Simple explanation of MapReduce?

reefnet_alex picture reefnet_alex · Aug 26, 2008 · Viewed 70k times · Source

Related to my CouchDB question.

Can anyone explain MapReduce in terms a numbnuts could understand?

Answer

chakrit picture chakrit · Aug 27, 2008

Going all the way down to the basics for Map and Reduce.


Map is a function which "transforms" items in some kind of list to another kind of item and put them back in the same kind of list.

suppose I have a list of numbers: [1,2,3] and I want to double every number, in this case, the function to "double every number" is function x = x * 2. And without mappings, I could write a simple loop, say

A = [1, 2, 3]
foreach (item in A) A[item] = A[item] * 2

and I'd have A = [2, 4, 6] but instead of writing loops, if I have a map function I could write

A = [1, 2, 3].Map(x => x * 2)

the x => x * 2 is a function to be executed against the elements in [1,2,3]. What happens is that the program takes each item, execute (x => x * 2) against it by making x equals to each item, and produce a list of the results.

1 : 1 => 1 * 2 : 2  
2 : 2 => 2 * 2 : 4  
3 : 3 => 3 * 2 : 6  

so after executing the map function with (x => x * 2) you'd have [2, 4, 6].


Reduce is a function which "collects" the items in lists and perform some computation on all of them, thus reducing them to a single value.

Finding a sum or finding averages are all instances of a reduce function. Such as if you have a list of numbers, say [7, 8, 9] and you want them summed up, you'd write a loop like this

A = [7, 8, 9]
sum = 0
foreach (item in A) sum = sum + A[item]

But, if you have access to a reduce function, you could write it like this

A = [7, 8, 9]
sum = A.reduce( 0, (x, y) => x + y )

Now it's a little confusing why there are 2 arguments (0 and the function with x and y) passed. For a reduce function to be useful, it must be able to take 2 items, compute something and "reduce" that 2 items to just one single value, thus the program could reduce each pair until we have a single value.

the execution would follows:

result = 0
7 : result = result + 7 = 0 + 7 = 7
8 : result = result + 8 = 7 + 8 = 15
9 : result = result + 9 = 15 + 9 = 24

But you don't want to start with zeroes all the time, so the first argument is there to let you specify a seed value specifically the value in the first result = line.

say you want to sum 2 lists, it might look like this:

A = [7, 8, 9]
B = [1, 2, 3]
sum = 0
sum = A.reduce( sum, (x, y) => x + y )
sum = B.reduce( sum, (x, y) => x + y )

or a version you'd more likely to find in the real world:

A = [7, 8, 9]
B = [1, 2, 3]

sum_func = (x, y) => x + y
sum = A.reduce( B.reduce( 0, sum_func ), sum_func )

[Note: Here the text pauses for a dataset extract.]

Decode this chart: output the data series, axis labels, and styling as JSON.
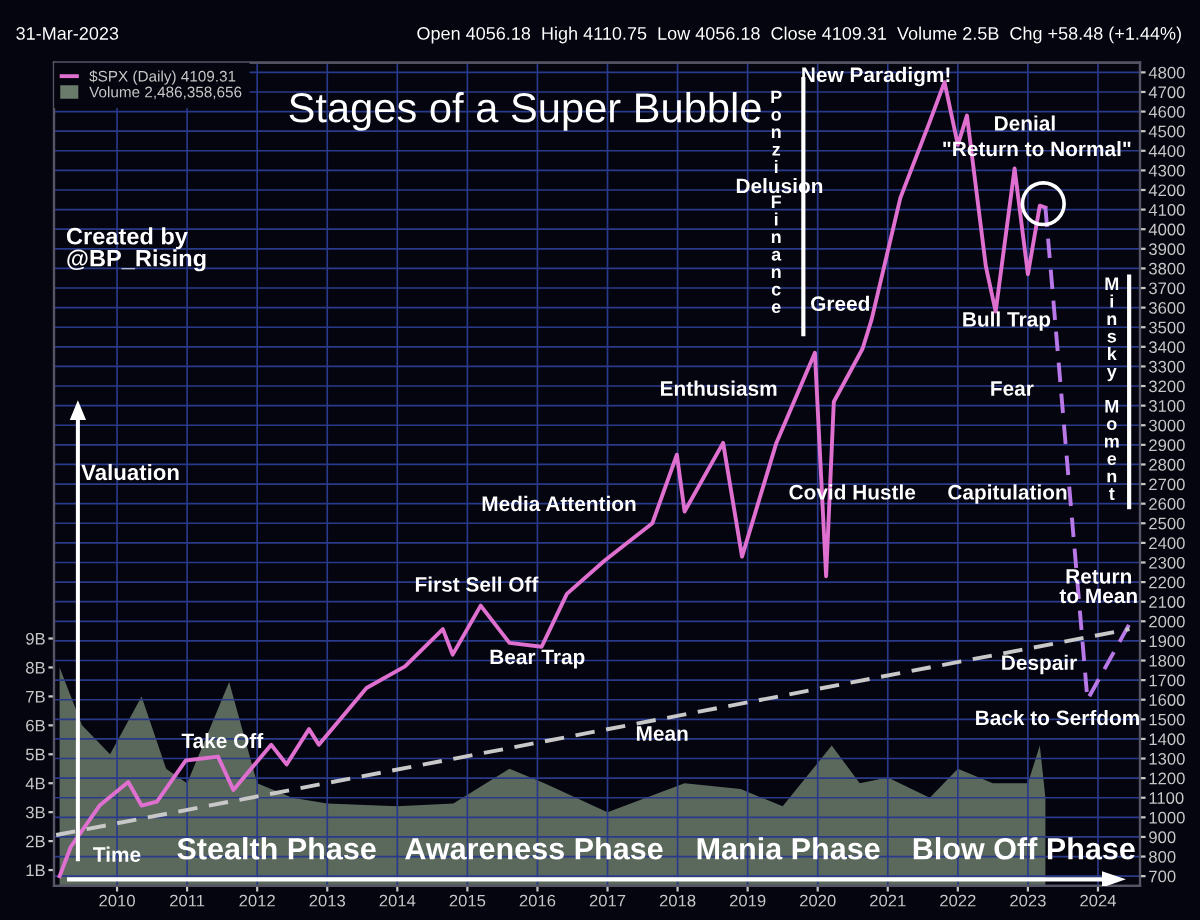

Its a good thing in a DB software because, with Map\Reduce support you can work with the database without needing to know how the data are stored in a DB to use it, thats what a DB engine is for.

You just need to be able to "tell" the engine what you want by supplying them with either a Map or a Reduce function and then the DB engine could find its way around the data, apply your function, and come up with the results you want all without you knowing how it loops over all the records.

There are indexes and keys and joins and views and a lot of stuffs a single database could hold, so by shielding you against how the data is actually stored, your code are made easier to write and maintain.

Same goes for parallel programming, if you only specify what you want to do with the data instead of actually implementing the looping code, then the underlying infrastructure could "parallelize" and execute your function in a simultaneous parallel loop for you.